Some have been longing for this, as the sometimes hot and sometimes hazy, but mostly wet weather seems to have stuck around for months, never truly relinquishing its grip, but giving only brief flashes of more seasonable temperatures.
As the calendar page flips over to September, some look back on the summer that was, and others remain focused on the months ahead.
The Mountain Township Agricultural Society celebrated the 125th offering of the South Mountain Fair complete with a nod to those who paved the way for what the event means to the community. Mountain’s organizational cousins in Chesterville marked a much younger birthday at 86.
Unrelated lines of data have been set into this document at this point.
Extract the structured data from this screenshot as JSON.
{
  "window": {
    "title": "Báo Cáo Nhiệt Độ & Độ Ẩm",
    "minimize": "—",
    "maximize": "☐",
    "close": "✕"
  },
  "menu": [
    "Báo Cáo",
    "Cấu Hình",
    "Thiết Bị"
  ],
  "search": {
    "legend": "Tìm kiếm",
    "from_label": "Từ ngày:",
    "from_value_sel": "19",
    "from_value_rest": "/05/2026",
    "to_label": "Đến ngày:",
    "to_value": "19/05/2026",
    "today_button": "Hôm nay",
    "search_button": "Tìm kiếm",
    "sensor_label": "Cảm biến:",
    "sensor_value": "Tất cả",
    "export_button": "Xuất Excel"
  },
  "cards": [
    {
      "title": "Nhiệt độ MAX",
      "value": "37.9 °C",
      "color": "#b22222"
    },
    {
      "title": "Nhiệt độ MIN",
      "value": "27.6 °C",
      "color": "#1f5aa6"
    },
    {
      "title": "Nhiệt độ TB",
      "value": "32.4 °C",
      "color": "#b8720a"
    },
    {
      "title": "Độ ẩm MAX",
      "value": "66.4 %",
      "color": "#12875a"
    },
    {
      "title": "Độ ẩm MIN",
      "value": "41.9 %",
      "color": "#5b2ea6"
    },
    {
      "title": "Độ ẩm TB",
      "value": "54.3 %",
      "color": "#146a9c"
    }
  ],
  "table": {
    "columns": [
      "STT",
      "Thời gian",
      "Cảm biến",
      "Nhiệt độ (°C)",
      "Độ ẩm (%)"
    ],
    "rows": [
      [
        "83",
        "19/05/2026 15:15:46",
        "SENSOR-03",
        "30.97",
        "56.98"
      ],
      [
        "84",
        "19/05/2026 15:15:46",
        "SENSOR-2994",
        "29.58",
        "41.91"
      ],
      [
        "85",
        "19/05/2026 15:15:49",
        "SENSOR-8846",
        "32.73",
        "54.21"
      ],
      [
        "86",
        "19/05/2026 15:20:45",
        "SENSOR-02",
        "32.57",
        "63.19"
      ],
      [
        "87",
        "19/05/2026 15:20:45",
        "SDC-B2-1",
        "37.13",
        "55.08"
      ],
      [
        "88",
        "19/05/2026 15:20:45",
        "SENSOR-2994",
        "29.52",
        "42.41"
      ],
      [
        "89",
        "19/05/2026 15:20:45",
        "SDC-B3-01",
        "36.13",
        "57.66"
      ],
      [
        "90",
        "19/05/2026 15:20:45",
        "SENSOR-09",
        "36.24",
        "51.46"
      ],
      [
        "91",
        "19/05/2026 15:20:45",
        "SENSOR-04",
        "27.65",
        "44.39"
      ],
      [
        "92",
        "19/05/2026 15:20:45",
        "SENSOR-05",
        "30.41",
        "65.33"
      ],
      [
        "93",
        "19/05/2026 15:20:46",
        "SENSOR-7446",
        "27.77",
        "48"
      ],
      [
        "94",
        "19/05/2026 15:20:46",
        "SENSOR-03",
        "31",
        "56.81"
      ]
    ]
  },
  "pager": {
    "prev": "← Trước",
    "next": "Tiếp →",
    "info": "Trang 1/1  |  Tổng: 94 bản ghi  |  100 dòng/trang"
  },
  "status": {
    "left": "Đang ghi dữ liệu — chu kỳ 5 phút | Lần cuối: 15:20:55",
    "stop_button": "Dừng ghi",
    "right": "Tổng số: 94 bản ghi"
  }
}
Dairyfest, the 29th annual, has also come and gone. But, it was a party again, even if only for one day.
This weekend, Stormont County rolls out the red carpet to revellers from throughout the region for the 150th annual fair on the grounds in Newington. It’s an annual celebration as old as Canada itself, and organizers have packed the activity schedule full for four days of fun.
Fair boards in Russell and Metcalfe, meanwhile, are waiting in the wings for their time to shine.
Yes, summer’s tender grip remains firm, if only for a few more weeks.
It does seem like the time has passed by rather quickly doesn’t it?
There was also the five weeks of Meet Me On Main Street, which amazingly benefitted from some of the few nice days the area has been blessed with this summer.
Local farmers are no doubt looking forward to summer’s end, if only for the fact that maybe the torrential rains will be in the rearview going forward.
This past weekend saw the 100th anniversary at the Battle of Hill 70 memorial in Mountain. The memorial is arguably one of the nicer aspects of a hamlet that has seen its fair share of ups and downs, but has never, ever, forgotten to pay tribute to those who paid the ultimate sacrifice in the First World War.
On the political stage, this fall marks the official start of the election wheel both municipally and on the provincial stage.
Voters head to the polls in October 2018 to pick mayors and councillors, while Queen’s Park could be in for a shake-up next June. Either way, the electorate is wise to settle in for the ride.
What else will we see throughout what’s left of the year?